En México, además de lo obvio (la escasez de recursos y el fracturado y frágil sistema de salud), enfrentamos un reto mayúsculo, muy diferente al de los países de la Organización para la Cooperación y el Desarrollo Económicos o nuestros socios en el T-MEC. Nuestra economía es, al menos en prácticamente la mitad del valor que se produce, informal. Y la economía informal está en la calle. Quienes están en la informalidad no optan por ella, se ven obligados a trabajar y a pagar otros costos (derechos de pisos, cuotas y demás) adicionales al impuesto al valor agregado. Es decir, la informalidad puede no pagar impuesto sobre la renta, pero no por ello está exenta de costos asociados a la posibilidad de trabajar.
¿Cómo encerrar a un país que vive de trabajar en la calle?

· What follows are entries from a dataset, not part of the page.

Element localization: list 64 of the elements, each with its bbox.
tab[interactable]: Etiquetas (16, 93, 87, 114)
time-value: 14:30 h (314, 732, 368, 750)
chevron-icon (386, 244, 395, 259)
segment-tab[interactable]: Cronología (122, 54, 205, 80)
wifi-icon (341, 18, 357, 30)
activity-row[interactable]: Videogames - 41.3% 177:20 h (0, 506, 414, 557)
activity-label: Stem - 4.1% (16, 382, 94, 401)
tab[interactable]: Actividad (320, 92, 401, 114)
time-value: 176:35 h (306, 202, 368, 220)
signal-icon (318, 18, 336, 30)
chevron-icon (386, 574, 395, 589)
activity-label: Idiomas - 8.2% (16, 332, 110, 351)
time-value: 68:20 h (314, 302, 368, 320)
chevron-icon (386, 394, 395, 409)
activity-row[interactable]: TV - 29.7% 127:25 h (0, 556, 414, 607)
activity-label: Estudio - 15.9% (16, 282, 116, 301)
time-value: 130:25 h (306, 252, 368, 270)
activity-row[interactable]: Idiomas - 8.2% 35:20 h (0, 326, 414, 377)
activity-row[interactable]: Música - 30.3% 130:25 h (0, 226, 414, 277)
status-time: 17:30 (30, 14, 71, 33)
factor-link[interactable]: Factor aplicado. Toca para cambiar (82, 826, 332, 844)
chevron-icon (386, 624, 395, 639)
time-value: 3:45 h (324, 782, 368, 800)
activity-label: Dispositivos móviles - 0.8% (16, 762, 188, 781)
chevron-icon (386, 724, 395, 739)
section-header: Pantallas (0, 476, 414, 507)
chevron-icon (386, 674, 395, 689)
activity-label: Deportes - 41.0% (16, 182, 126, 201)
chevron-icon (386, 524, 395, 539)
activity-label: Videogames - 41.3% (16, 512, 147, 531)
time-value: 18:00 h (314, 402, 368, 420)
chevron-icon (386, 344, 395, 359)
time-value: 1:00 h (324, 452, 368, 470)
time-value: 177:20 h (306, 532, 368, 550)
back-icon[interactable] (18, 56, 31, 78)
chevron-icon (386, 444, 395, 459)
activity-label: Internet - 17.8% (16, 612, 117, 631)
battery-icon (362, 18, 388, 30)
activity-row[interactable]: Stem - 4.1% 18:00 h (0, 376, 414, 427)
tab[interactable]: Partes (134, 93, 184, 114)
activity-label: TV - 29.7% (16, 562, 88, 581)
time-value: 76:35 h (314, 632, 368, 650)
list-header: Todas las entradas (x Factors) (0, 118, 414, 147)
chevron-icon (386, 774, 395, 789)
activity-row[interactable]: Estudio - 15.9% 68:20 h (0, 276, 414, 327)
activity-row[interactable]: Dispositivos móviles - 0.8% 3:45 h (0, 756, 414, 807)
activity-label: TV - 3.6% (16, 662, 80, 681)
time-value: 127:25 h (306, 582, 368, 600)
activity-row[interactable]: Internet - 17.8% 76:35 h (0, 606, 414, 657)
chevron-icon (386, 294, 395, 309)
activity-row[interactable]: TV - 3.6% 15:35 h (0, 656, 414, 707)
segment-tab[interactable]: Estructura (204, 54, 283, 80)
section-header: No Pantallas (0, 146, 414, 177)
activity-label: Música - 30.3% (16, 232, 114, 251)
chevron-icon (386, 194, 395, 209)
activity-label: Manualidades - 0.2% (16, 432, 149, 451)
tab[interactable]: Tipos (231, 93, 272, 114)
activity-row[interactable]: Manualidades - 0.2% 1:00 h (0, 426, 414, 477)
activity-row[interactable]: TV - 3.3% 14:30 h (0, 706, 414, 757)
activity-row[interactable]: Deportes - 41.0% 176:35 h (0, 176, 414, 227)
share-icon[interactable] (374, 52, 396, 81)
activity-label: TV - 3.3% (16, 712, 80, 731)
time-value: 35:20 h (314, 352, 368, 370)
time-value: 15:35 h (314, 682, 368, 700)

Creo que nuestro país, en sus contrastes, ha experimentado respuestas por intervalos de responsabilidad, solidaridad, sí, pero también de cansancio y hartazgo. A poco más de un año del primer caso detectado en México, con una economía que intenta salir todo lo que la pandemia le permita, debemos dimensionar que la característica informal del trabajo ha hecho mucho más complicado cualquier plan de contingencia.
Debemos sumar otro desafío: México acudirá a las urnas en cuatro meses, en medio del proceso de vacunación, en el curso de una pandemia que, para entonces, llevará año y medio, y que lamentablemente para entonces registrará ya más de 210 mil muertes. Aquí no hay voto electrónico ni por correo. Una situación inédita y retadora para las autoridades y los partidos políticos en contienda: incentivar la participación ciudadana en las elecciones, sin abonar al repunte de casos.
Sin duda cada país tiene sus propios retos. Una predisposición cultural, económica y social a la pandemia. México ha pagado muy caro la suya, y ha prevalecido por la misma razón. Nos queda el aprendizaje de las menos malas prácticas –ejemplo, la vacunación en la CDMX– y la sensación de que el pueblo de México está tan curtido en la tragedia, tan curado de espantos, que saldrá también de ésta. Nos queda el diagnóstico de un mundo desigual que tristemente lo será aún más después de la crisis global que dejará esta inimaginable pandemia, la necesidad de recuperar fuentes de empleo y adaptarnos a la vorágine digital que trajo esta realidad que hace menos de dos años nadie tenía en el radar. En México, así como en el resto del mundo, tendremos que aprender de nuestras propias realidades para poder imaginar un mundo mejor.